FTS index based on condition

Is it possible to have conditions in FTS index? For example I’m indexing documents of type=‘hotel’ but I only want to index hotels that have a specific field, i.e. hotels that have '“freeParking”: true" in their json should be indexed, hotels that doesn’t have that field should be skipped.

Is this possible?

1 Like

Hi lenix,

FTS does not have a feature to have indexing-time filtering on some other field value at the moment.
As of now, whole indexing works based on the document type.

thanks,
Sreekanth

So what would be other alternatives to achieve what I need? I can see 2 options:

  1. Do the filtering after retrieving the result from FTS
  2. Switch to N1QL, but I’m not sure how can I achieve same search behavior of FTS using N1QL… can you advise on this?

Thanks

You could always make this as one of the parameters of your FTS query, you can form a conjunct (AND query) with this extra search requirement, for freeParking:“true”
eg:
{
“conjuncts”:[
{“field”:"field_name, “match”: “search_term”}, // your default search requirements goes here
{“field”:“freeParking”, “bool”: true}
]
}

refer: https://docs.couchbase.com/server/6.0/fts/fts-query-types.html

We also would like to see conditional index-time filtering as @lenix requested.
Our use case is similar: Our customers can store arbitrary objects / documents. We would like to keep our FTS index small by flagging the documents with something like “indexable=true”.

Going one step further:
We would like to specify the fields to index based per document type based on a regEx: for example just index fieldnames starting with a special prefix e.g. “identifier_” (but do not index fields starting with “longdescription_” which are large textfields.

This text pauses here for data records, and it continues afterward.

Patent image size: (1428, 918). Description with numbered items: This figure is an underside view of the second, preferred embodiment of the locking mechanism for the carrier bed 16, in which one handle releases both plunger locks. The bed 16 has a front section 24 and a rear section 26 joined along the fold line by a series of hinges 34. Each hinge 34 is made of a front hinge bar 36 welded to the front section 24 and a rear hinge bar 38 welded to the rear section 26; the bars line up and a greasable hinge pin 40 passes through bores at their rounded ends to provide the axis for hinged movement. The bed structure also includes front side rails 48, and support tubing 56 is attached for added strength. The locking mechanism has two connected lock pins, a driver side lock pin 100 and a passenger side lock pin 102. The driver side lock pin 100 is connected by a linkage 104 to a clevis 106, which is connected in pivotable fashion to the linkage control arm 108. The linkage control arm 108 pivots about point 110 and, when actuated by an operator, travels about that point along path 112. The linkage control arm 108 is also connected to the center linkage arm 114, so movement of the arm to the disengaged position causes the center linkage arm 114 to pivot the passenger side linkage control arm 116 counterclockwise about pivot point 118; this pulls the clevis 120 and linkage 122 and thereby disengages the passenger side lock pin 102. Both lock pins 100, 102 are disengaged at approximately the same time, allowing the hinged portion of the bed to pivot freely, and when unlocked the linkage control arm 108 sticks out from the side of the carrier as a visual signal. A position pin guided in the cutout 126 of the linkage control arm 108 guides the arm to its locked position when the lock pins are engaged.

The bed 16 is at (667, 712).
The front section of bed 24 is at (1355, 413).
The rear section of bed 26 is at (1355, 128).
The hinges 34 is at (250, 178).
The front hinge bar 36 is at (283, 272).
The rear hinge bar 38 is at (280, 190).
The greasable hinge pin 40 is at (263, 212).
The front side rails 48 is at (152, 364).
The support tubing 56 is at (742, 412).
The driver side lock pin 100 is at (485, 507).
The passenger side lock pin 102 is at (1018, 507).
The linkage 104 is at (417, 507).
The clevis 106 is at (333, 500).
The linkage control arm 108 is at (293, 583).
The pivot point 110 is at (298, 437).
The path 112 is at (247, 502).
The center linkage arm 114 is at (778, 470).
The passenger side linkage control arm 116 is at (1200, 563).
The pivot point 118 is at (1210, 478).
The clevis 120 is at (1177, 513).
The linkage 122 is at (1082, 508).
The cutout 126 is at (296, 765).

Main purpose of both features:
Have better control over FTS index size, by indexing only what you need.

Hi,

If you have the flexibility of adding fields/editing the documents, then things become easier.
One can carefully craft this new field tagging in the document in such a way that it can act as the type field for the document. We may use any field for defining the "type " of the document while creating type mapping.
ref:https://docs.couchbase.com/server/6.0/fts/fts-creating-indexes.html

eg: type fields getting inserted could be something like this,

“indexable”=“type1”
“indexable”=“type2”

Then you need to specify document type identifier json field as “indexable” in the index definition and specify explicit type mapping for both type1 and type2.
While defining a document type mapping, you have the option of cherrypicking the fields to index along with further storage tuning on each field indexed based on the query requirements later.
ref: https://blog.couchbase.com/full-text-search-indexing-best-practices/

Now during indexing, all the documents with field “indexable” with values “type1” & “type2” gets filtered, and it will get custom field indexed based on the type mapping you defined for type1 and type2.

regards,21%20AM
sreekanth

1 Like

Use N1QL+FTS using CURL as option

  1. Use Example 4 and produce document keys
  2. Use Use 1 as LEFT side of JOIN and right side use N1QL fetch (Example 3) and filter on right side key space and project it.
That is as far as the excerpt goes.